En écrivant ces lignes,
je suis happée par des images de toutes parts, de Rome à Tripoli en passant par
Moscou ou Prague. Je suis dans la montagne du Chouf, dans un appartement
moscovite, dans le Trastevere, sur la Place Rouge, dans la steppe de Tchekhov,
dans la vallée de la Kadischa, sous les arcades de Bologne, dans la campagne toscane,
dans un salon de thé à Vienne. Ou sur mes chemins de Compostelle à travers
l’Espagne. Au cœur de la verte campagne anglaise. Je suis dans les ruelles
pavées de Malá Strana, à bord d’un bateau sur le Bosphore, dans un village
de Côte d’Ivoire ou près des canaux de Gand.

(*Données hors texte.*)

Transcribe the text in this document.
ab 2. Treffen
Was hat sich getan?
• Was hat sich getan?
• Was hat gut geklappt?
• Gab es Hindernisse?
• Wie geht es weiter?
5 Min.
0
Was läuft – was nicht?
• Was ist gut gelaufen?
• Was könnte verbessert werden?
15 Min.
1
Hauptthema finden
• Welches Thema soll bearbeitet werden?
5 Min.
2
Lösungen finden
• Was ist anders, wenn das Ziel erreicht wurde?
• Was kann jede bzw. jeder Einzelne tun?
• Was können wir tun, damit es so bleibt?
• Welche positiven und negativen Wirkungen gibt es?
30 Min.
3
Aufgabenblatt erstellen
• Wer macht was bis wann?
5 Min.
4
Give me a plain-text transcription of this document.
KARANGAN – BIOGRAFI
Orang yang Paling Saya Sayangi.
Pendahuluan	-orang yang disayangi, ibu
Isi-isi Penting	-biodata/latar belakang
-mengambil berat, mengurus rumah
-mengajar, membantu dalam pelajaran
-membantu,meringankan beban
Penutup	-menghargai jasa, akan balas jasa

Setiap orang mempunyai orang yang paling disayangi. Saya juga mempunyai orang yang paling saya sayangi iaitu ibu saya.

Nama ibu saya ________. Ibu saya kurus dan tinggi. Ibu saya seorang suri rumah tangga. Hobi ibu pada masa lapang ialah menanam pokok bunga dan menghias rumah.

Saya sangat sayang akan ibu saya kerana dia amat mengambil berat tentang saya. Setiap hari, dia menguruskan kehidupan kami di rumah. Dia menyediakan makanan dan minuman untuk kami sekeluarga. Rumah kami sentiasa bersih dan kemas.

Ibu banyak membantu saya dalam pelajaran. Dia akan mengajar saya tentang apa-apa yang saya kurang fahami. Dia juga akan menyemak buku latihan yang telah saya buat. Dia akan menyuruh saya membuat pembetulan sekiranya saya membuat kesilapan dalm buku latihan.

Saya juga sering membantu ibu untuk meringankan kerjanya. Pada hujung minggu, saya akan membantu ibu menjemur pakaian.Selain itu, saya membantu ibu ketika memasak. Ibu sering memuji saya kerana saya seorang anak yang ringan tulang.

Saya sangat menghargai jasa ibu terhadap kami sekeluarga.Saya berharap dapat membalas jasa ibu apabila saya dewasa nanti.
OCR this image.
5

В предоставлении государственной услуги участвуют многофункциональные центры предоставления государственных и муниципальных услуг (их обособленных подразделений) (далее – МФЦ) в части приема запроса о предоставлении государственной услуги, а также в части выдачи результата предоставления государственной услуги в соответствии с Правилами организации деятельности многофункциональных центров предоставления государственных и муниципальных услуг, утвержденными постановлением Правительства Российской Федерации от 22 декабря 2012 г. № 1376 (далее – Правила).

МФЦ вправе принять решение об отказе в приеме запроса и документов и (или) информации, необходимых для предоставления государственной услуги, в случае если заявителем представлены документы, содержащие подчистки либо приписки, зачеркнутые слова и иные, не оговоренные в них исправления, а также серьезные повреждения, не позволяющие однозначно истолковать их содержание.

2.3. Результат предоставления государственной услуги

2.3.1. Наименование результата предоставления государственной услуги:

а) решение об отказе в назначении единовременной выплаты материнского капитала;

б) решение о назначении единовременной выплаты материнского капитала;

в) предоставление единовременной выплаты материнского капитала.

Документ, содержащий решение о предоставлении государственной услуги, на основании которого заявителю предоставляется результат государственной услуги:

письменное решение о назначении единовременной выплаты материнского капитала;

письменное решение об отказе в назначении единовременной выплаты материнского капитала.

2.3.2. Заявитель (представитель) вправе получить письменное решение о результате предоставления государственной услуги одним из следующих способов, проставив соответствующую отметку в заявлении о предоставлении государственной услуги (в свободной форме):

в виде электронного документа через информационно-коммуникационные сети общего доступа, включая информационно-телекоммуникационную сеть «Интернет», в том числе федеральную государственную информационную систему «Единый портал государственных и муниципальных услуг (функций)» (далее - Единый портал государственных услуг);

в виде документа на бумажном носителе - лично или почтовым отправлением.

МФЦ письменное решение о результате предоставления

Je voudrais connaître un jour New York, les îles grecques, les fjords du
grand nord, la maison de Karl Larsson en Suède, la plaine mongole, la vieille
ville de Cracovie et d’autres cités d’Europe centrale.
Mon cœur est de tous
pays. Et surtout mon cœur est pour tous les peuples, notamment quand ils
souffrent. Si je suis un peu russe de cœur et d’ascendance, de littéraire et
musicale sympathie, mon cœur ne choisit pas aujourd’hui : je pleure les
morts, qu’ils soient d’Ukraine ou de Russie, je pense à leurs familles. Et je
n’oublie pas que d’autres pays, beaucoup moins sous les feux médiatiques, ont
des peuples qui souffrent aussi.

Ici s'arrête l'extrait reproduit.